Saí do quarto antes que ele visse as minhas lágrimas.

Agora acordo todas as noites com o silêncio da casa. Não há passos arrastados no corredor, nem vozes perdidas na sala. Os meus filhos voltaram a brincar sem medo; o meu marido sorri mais vezes. Mas eu… eu não consigo olhar-me ao espelho sem sentir vergonha.

No lar dizem-me que ele está bem cuidado. Às vezes liga-me uma das auxiliares:

— Dona Mariana, hoje o seu pai esteve mais calmo. Falou muito da senhora.

Vou visitá-lo todas as semanas. Levo-lhe bolos que ele já não reconhece, fotografias antigas que ele segura nas mãos sem saber quem são aquelas pessoas sorridentes. Às vezes sorri para mim; outras vezes olha-me como se fosse uma estranha qualquer.

Num domingo chuvoso sentei-me ao lado dele e tentei puxar conversa:

— Lembras-te quando íamos à praia em Carcavelos? Fazíamos castelos de areia…

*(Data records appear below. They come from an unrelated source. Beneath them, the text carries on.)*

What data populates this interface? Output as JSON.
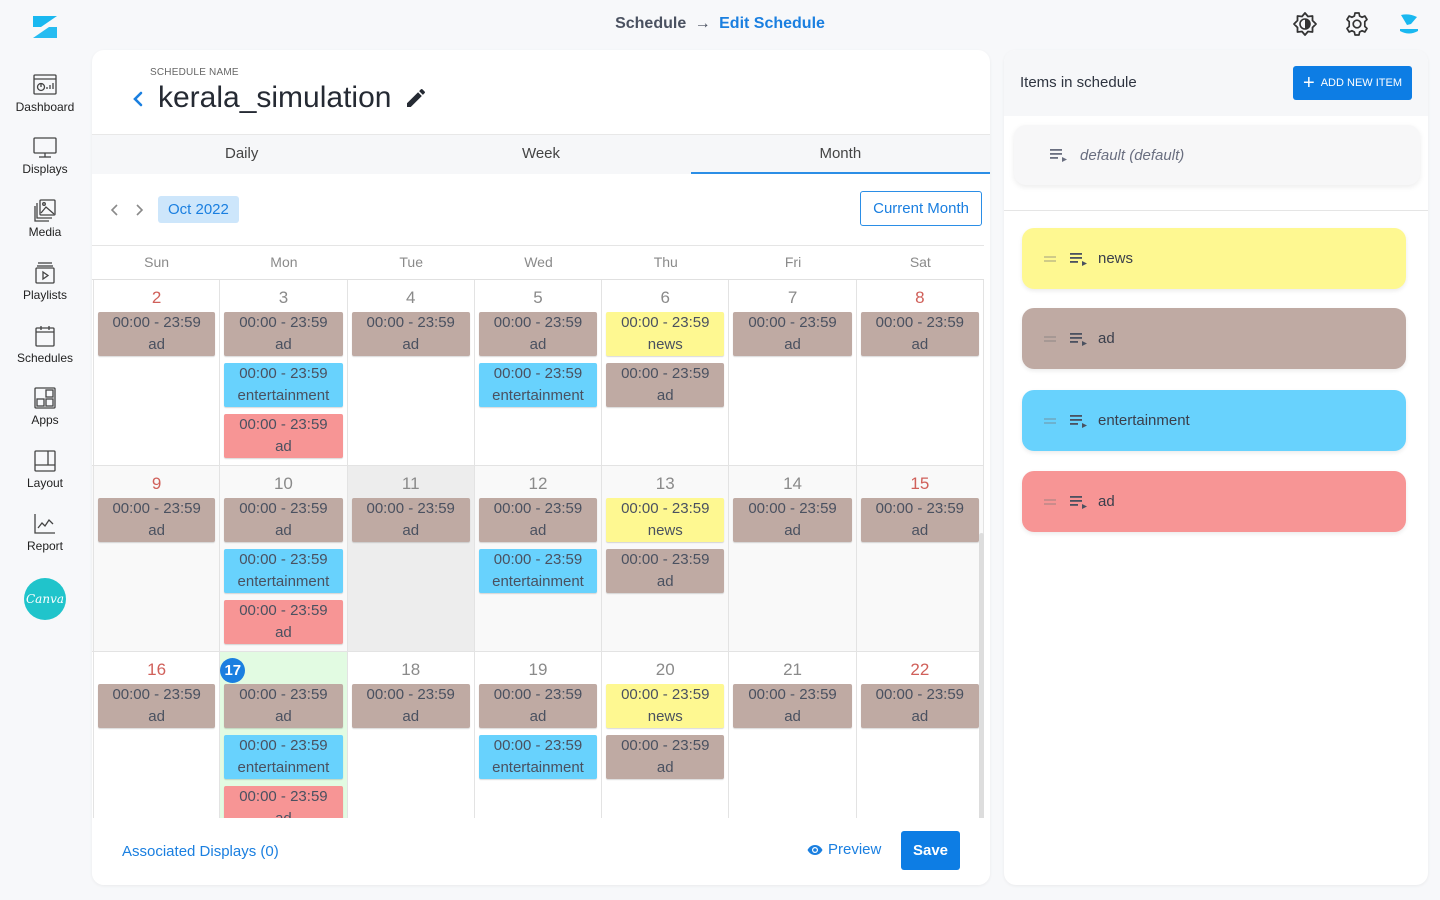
{
  "app": {
    "breadcrumb": {
      "root": "Schedule",
      "arrow": "→",
      "current": "Edit Schedule"
    }
  },
  "sidebar": {
    "items": [
      {
        "label": "Dashboard",
        "icon": "dashboard-icon"
      },
      {
        "label": "Displays",
        "icon": "monitor-icon"
      },
      {
        "label": "Media",
        "icon": "media-icon"
      },
      {
        "label": "Playlists",
        "icon": "playlist-icon"
      },
      {
        "label": "Schedules",
        "icon": "calendar-icon"
      },
      {
        "label": "Apps",
        "icon": "apps-icon"
      },
      {
        "label": "Layout",
        "icon": "layout-icon"
      },
      {
        "label": "Report",
        "icon": "chart-icon"
      }
    ],
    "canva_label": "Canva"
  },
  "schedule": {
    "label": "SCHEDULE NAME",
    "name": "kerala_simulation"
  },
  "tabs": [
    {
      "label": "Daily",
      "active": false
    },
    {
      "label": "Week",
      "active": false
    },
    {
      "label": "Month",
      "active": true
    }
  ],
  "calendar": {
    "month_label": "Oct 2022",
    "current_month_label": "Current Month",
    "weekdays": [
      "Sun",
      "Mon",
      "Tue",
      "Wed",
      "Thu",
      "Fri",
      "Sat"
    ],
    "weeks": [
      {
        "days": [
          {
            "num": "2",
            "red": true,
            "events": [
              {
                "time": "00:00 - 23:59",
                "name": "ad",
                "color": "brown"
              }
            ]
          },
          {
            "num": "3",
            "events": [
              {
                "time": "00:00 - 23:59",
                "name": "ad",
                "color": "brown"
              },
              {
                "time": "00:00 - 23:59",
                "name": "entertainment",
                "color": "blue"
              },
              {
                "time": "00:00 - 23:59",
                "name": "ad",
                "color": "pink"
              }
            ]
          },
          {
            "num": "4",
            "events": [
              {
                "time": "00:00 - 23:59",
                "name": "ad",
                "color": "brown"
              }
            ]
          },
          {
            "num": "5",
            "events": [
              {
                "time": "00:00 - 23:59",
                "name": "ad",
                "color": "brown"
              },
              {
                "time": "00:00 - 23:59",
                "name": "entertainment",
                "color": "blue"
              }
            ]
          },
          {
            "num": "6",
            "events": [
              {
                "time": "00:00 - 23:59",
                "name": "news",
                "color": "yellow"
              },
              {
                "time": "00:00 - 23:59",
                "name": "ad",
                "color": "brown"
              }
            ]
          },
          {
            "num": "7",
            "events": [
              {
                "time": "00:00 - 23:59",
                "name": "ad",
                "color": "brown"
              }
            ]
          },
          {
            "num": "8",
            "red": true,
            "events": [
              {
                "time": "00:00 - 23:59",
                "name": "ad",
                "color": "brown"
              }
            ]
          }
        ]
      },
      {
        "days": [
          {
            "num": "9",
            "red": true,
            "events": [
              {
                "time": "00:00 - 23:59",
                "name": "ad",
                "color": "brown"
              }
            ]
          },
          {
            "num": "10",
            "events": [
              {
                "time": "00:00 - 23:59",
                "name": "ad",
                "color": "brown"
              },
              {
                "time": "00:00 - 23:59",
                "name": "entertainment",
                "color": "blue"
              },
              {
                "time": "00:00 - 23:59",
                "name": "ad",
                "color": "pink"
              }
            ]
          },
          {
            "num": "11",
            "grey": true,
            "events": [
              {
                "time": "00:00 - 23:59",
                "name": "ad",
                "color": "brown"
              }
            ]
          },
          {
            "num": "12",
            "events": [
              {
                "time": "00:00 - 23:59",
                "name": "ad",
                "color": "brown"
              },
              {
                "time": "00:00 - 23:59",
                "name": "entertainment",
                "color": "blue"
              }
            ]
          },
          {
            "num": "13",
            "events": [
              {
                "time": "00:00 - 23:59",
                "name": "news",
                "color": "yellow"
              },
              {
                "time": "00:00 - 23:59",
                "name": "ad",
                "color": "brown"
              }
            ]
          },
          {
            "num": "14",
            "events": [
              {
                "time": "00:00 - 23:59",
                "name": "ad",
                "color": "brown"
              }
            ]
          },
          {
            "num": "15",
            "red": true,
            "events": [
              {
                "time": "00:00 - 23:59",
                "name": "ad",
                "color": "brown"
              }
            ]
          }
        ]
      },
      {
        "days": [
          {
            "num": "16",
            "red": true,
            "events": [
              {
                "time": "00:00 - 23:59",
                "name": "ad",
                "color": "brown"
              }
            ]
          },
          {
            "num": "17",
            "today": true,
            "events": [
              {
                "time": "00:00 - 23:59",
                "name": "ad",
                "color": "brown"
              },
              {
                "time": "00:00 - 23:59",
                "name": "entertainment",
                "color": "blue"
              },
              {
                "time": "00:00 - 23:59",
                "name": "ad",
                "color": "pink"
              }
            ]
          },
          {
            "num": "18",
            "events": [
              {
                "time": "00:00 - 23:59",
                "name": "ad",
                "color": "brown"
              }
            ]
          },
          {
            "num": "19",
            "events": [
              {
                "time": "00:00 - 23:59",
                "name": "ad",
                "color": "brown"
              },
              {
                "time": "00:00 - 23:59",
                "name": "entertainment",
                "color": "blue"
              }
            ]
          },
          {
            "num": "20",
            "events": [
              {
                "time": "00:00 - 23:59",
                "name": "news",
                "color": "yellow"
              },
              {
                "time": "00:00 - 23:59",
                "name": "ad",
                "color": "brown"
              }
            ]
          },
          {
            "num": "21",
            "events": [
              {
                "time": "00:00 - 23:59",
                "name": "ad",
                "color": "brown"
              }
            ]
          },
          {
            "num": "22",
            "red": true,
            "events": [
              {
                "time": "00:00 - 23:59",
                "name": "ad",
                "color": "brown"
              }
            ]
          }
        ]
      }
    ]
  },
  "footer": {
    "associated_displays": "Associated Displays (0)",
    "preview": "Preview",
    "save": "Save"
  },
  "items_panel": {
    "title": "Items in schedule",
    "add_button": "ADD NEW ITEM",
    "default_item": "default (default)",
    "items": [
      {
        "label": "news",
        "color": "#fef891"
      },
      {
        "label": "ad",
        "color": "#bfaaa3"
      },
      {
        "label": "entertainment",
        "color": "#68d2fd"
      },
      {
        "label": "ad",
        "color": "#f79595"
      }
    ]
  },
  "colors": {
    "accent": "#0d7de4",
    "ad_brown": "#bfaaa3",
    "entertainment_blue": "#68d2fd",
    "ad_pink": "#f79595",
    "news_yellow": "#fef891",
    "today_bg": "#e2fbe2"
  }
}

Ele olhou para mim com um sorriso vago:

— A minha mãe fazia uns bolos tão bons…

Senti um nó na garganta. Já não sou filha; sou apenas uma presença ocasional no mundo dele.

Os vizinhos perguntam por ele:

— Então o senhor António? Já não o vemos…

Eu sorrio e minto:

— Está bem, está num sítio onde cuidam dele.

Mas à noite volto a sentir aquela culpa corrosiva. Penso em todas as vezes que ele sacrificou tudo por mim e pergunto-me se fui fraca por não conseguir fazer o mesmo por ele até ao fim.

A minha tia Rosa ligou-me há dias:

— Mariana, fizeste o que era preciso. Não te martirizes.

Mas como não me martirizar? Como aceitar que o amor também pode ser isto: saber quando já não conseguimos dar mais?

Hoje sentei-me no carro à porta do lar durante meia hora antes de conseguir entrar. Quando finalmente subi ao quarto dele, encontrei-o a dormir profundamente. Sentei-me ao lado da cama e segurei-lhe na mão enrugada.

— Desculpa, pai… — sussurrei.

Ele não acordou. Talvez seja melhor assim.

Agora escrevo estas palavras na esperança de encontrar algum alívio nesta confissão pública. Será que alguém me entende? Será que algum dia vou conseguir perdoar-me?

E vocês? Alguma vez tiveram de escolher entre cuidar e sobreviver? Como se vive com esta culpa?